In die gleiche Richtung geht der Vorschlag, den seit Jahren umstrittenen Tarnlisten Tür und Tor zu öffnen, sowie die Intention, durch eine Änderung der Vertretungsregelung die Geschäftsordnungsautonomie des Gemeinderats auszuhöhlen. Positiv hervorzuheben ist, dass Sie das Rederecht in der Bürgerversammlung gemäß Artikel 18 der Gemeindeordnung erweitern. Damit setzen Sie endlich eine langjährige grüne Forderung um, auch wenn diese Änderung in vielen Punkten noch immer deutlich hinter unseren Vorstellungen zur Stärkung der Mitwirkungsrechte auf kommunaler Ebene zurückbleibt.

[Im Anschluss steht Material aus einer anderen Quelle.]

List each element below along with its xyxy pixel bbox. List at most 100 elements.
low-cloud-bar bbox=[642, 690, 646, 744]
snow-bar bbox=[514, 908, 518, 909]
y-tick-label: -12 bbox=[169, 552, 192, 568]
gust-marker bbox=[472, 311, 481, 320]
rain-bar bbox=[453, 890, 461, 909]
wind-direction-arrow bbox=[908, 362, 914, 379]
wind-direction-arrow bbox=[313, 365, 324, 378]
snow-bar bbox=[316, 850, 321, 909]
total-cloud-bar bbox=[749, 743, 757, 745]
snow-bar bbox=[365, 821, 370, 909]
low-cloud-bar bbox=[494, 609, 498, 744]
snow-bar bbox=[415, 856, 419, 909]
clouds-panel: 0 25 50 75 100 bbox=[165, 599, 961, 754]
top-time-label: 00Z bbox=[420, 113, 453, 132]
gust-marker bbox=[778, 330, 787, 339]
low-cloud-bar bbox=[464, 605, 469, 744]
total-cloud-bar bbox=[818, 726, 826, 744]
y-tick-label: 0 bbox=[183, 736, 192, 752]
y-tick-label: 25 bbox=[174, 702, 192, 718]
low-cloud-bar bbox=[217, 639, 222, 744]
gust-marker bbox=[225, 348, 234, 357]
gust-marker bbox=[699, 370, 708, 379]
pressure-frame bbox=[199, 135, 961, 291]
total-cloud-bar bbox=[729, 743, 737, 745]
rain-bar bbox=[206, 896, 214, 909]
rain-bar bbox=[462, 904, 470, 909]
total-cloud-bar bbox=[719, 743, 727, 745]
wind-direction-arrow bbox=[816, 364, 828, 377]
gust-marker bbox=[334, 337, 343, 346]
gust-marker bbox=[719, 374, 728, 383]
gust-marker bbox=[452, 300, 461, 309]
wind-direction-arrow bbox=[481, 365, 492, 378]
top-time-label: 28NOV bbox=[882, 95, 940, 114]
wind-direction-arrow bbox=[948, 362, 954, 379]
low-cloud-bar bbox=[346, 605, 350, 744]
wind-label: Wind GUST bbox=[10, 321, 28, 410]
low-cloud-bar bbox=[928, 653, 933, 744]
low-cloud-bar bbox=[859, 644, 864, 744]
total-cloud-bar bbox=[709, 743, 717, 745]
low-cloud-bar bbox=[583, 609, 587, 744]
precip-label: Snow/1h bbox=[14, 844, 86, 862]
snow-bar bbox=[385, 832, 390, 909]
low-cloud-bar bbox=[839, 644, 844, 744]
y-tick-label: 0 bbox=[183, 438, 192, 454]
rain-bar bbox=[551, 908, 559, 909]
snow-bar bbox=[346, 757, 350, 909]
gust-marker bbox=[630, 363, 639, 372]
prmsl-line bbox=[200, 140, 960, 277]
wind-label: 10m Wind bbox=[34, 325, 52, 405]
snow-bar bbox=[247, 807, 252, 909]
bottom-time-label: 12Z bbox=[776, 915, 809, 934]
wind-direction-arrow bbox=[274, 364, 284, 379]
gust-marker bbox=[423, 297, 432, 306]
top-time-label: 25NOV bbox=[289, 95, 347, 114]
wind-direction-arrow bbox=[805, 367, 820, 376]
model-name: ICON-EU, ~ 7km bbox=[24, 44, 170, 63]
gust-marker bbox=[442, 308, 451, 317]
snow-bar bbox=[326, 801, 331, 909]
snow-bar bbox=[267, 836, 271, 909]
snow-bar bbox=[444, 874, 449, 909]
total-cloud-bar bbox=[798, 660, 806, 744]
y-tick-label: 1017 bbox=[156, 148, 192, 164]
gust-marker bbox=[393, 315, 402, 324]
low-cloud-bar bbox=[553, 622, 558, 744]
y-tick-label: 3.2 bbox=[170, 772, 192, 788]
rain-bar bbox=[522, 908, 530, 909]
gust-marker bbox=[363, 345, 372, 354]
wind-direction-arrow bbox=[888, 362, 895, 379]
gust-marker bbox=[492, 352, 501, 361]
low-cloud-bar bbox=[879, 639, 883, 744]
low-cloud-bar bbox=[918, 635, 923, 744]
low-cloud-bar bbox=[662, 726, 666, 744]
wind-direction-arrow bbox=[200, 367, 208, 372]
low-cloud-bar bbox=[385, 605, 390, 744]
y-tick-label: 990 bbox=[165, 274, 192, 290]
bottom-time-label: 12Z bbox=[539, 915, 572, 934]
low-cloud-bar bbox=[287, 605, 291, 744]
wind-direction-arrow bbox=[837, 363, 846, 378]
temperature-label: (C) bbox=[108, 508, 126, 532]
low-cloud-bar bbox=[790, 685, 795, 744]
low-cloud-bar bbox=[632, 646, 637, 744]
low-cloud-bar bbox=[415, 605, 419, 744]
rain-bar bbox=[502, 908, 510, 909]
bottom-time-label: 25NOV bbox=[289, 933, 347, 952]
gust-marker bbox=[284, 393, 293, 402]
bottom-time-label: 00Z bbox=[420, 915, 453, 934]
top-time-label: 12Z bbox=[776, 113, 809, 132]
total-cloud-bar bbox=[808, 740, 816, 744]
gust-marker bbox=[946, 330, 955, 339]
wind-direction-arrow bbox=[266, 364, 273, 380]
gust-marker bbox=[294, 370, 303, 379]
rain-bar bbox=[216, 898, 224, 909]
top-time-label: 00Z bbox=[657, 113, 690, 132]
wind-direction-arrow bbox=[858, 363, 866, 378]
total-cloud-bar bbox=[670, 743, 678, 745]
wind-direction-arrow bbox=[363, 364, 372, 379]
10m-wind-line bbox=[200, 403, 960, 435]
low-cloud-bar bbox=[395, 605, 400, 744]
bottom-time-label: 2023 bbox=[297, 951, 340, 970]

Kolleginnen und Kollegen, zur Stärkung der Demokratie auf kommunaler Ebene hat die GRÜNEN-Fraktion eine lange Liste an Änderungsanträgen eingebracht. Dazu gehörten beispielsweise die Absenkung des Wahlalters auf 16 Jahre, ein gesetzlicher Freistellungsanspruch in allen Kommunalordnungen zur Stärkung des in der Verfassung garantierten Ehrenamts und auch die Erweiterung des passiven Wahlrechts für Unionsbürgerinnen und Unionsbürger sowie Regelungen zur Transparenz, zur Barrierefreiheit und Förderung der Digitalisierung – um nur einige zu nennen.
Liebe Kolleginnen und Kollegen von der CSU, Sie sind uns bei keinem dieser Punkte entgegengekommen. Bei dem Gesetzentwurf der Staatsregierung werden wir uns deshalb aufgrund der genannten Vor- behalte letztendlich enthalten. Ich kann aber sagen: Hartnäckigkeit zahlt sich aus. Die Debatte zum Sitz- verteilungsverfahren hat gezeigt, dass sich auch die CSU hin und wieder eines Besseren belehren lässt. Das war ein grüner Erfolg.